Léonard de Vinci quitta Milan en 1499 alors que l’armée française pénétrait en Italie. En route pour Venise, il s’arrêta à Mantoue et réalisa à la demande d’Isabelle d’Este cette esquisse d’un portrait qui ne fut jamais peint. Ce dessin extrêmement célèbre est, malgré un état de conservation médiocre, l’une des plus belles interprétations du demi-portrait en buste dans l’œuvre de Léonard. C’est également le seul exemple de dessin rehaussé de plusieurs pigments colorés de la main du maître. Pierre noire, sanguine et estompe, craie ocre, rehauts de blanc sur le visage, la gorge et la main. Un premier tracé à la pierre noire est visible dans plusieurs parties : visage, chevelure, voile sur le front, cou, vêtement qui recouvre la gorge, épaule gauche. Légère préparation blanche du papier sur les parties supérieures droite et gauche.
Depuis 1498, Isabelle d’Este cherchait à obtenir une image d’elle-même, peinte, sculptée ou frappée, qui la satisfasse. Elle voulait choisir parmi les meilleurs peintres de l’époque celui qui excellait dans l’art du portrait et, au-delà, attirer près d’elle les personnalités les plus éminentes. Il s’agissait avant tout de trouver un peintre capable de contrefaire parfaitement le naturel ; le choix se porta sur Léonard. A Venise, Léonard de Vinci présenta à son ami, Lorenzo da Pavia, le portrait d’Isabelle. Le 13 mars 1500, Lorenzo écrivit à la marquise ces quelques mots : « … Léonard de Vinci se trouve à Venise, il m’a montré un portrait de Votre Seigneurie qui est très semblable à elle. Il est si bien fait qu’on ne pourrait faire mieux ». Le portrait peint ne fut jamais exécuté, malgré plusieurs requêtes d’Isabelle. Dans l’esquisse, différents pigments, plusieurs tons de noir, le rouge et l’ocre, appliqués en hachures fines et repris à l’estompe, ont permis d’obtenir le modelé qui indique, sur le visage et la chevelure, le passage de l’ombre à la lumière. Ces pigments sont de la sanguine et de la craie. Il n’y a pas de trace de pastel, contrairement à ce qu’indiquent Vallardi et presque tous les auteurs à sa suite. Un blanc très léger, appliqué sur le front, la joue et le buste recouvert d’une modestie, souligne l’oblique des épaules et renforce l’ombre du cou.
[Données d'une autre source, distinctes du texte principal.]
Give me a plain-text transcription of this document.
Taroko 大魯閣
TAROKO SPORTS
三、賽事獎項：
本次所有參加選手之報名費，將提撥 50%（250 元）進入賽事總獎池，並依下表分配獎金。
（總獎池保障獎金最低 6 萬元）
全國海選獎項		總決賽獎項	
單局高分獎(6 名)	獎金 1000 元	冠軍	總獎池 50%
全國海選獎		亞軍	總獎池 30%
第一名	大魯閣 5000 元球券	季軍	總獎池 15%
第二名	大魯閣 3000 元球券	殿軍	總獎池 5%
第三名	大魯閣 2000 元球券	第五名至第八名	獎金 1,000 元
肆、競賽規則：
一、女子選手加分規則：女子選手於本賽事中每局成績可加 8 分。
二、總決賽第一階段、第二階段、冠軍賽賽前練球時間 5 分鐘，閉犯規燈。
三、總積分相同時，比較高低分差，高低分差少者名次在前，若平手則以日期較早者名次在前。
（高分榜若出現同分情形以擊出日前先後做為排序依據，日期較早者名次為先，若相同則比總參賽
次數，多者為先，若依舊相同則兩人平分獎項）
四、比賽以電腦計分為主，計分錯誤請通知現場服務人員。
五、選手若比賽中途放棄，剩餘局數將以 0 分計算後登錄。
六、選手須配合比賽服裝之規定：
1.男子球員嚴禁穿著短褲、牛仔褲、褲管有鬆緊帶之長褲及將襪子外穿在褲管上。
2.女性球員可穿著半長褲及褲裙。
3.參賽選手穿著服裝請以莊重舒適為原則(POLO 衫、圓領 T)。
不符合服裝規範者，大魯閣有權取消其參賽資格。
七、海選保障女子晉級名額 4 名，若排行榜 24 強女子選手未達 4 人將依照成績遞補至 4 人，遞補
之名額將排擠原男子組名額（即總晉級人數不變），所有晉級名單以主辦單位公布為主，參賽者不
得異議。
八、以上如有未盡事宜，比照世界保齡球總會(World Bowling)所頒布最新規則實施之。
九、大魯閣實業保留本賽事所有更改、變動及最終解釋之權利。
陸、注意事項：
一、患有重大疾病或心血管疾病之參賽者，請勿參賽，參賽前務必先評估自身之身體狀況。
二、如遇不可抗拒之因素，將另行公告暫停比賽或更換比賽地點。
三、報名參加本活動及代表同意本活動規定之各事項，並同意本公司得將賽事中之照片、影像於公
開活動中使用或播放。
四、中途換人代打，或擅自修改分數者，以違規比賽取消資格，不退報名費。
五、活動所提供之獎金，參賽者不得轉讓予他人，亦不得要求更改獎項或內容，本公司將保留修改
Esquisse singulière dans ses proportions, dans le raccourci du buste, dans son inachèvement même, l’œuvre retient également par l’ambiguïté de son parti. La linéarité absolue du profil, le regard fixé vers un point invisible, situé en dehors de notre champ de vision, est en contradiction avec le mouvement tournant du buste. Il est possible que la marquise de Mantoue ait choisi elle-même d’être représentée en strict profil, selon le modèle de la médaille en bronze réalisée en 1497-1498 par Gian Cristoforo Romano. L’émergence de ce visage, l’espace que Léonard développe, l’oblique des épaules détournées, l’attention que l’artiste accorde au geste des mains croisées et au doigt qui désigne le livre sont autant de recherches qui marquent une distance avec le Portrait de Cecilia Gallerani (1489-1491, Cracovie, Musée Czartoryski), déplacé en se détournant sur lui-même, ou avec La Belle Ferronnière (vers 1495-1500, Paris, Musée du Louvre). Le portrait d’Isabelle d’Este peut enfin être compris comme un résumé des expériences engagées par Léonard dès les années 1490 et une anticipation de ce qui allait suivre immédiatement : le carton de La Vierge et Sainte Anne (Londres, National Gallery) et le portrait de Monna Lisa (Paris, Musée du Louvre). A travers l’élaboration des deux projets – Isabelle d’Este et Monna Lisa – Léonard aurait développé une « idéalisation progressive du portrait », c’est-à-dire une tentative pour faire du portrait une image ressemblante, « naturelle » mais dont la perfection tiendrait à une beauté universelle.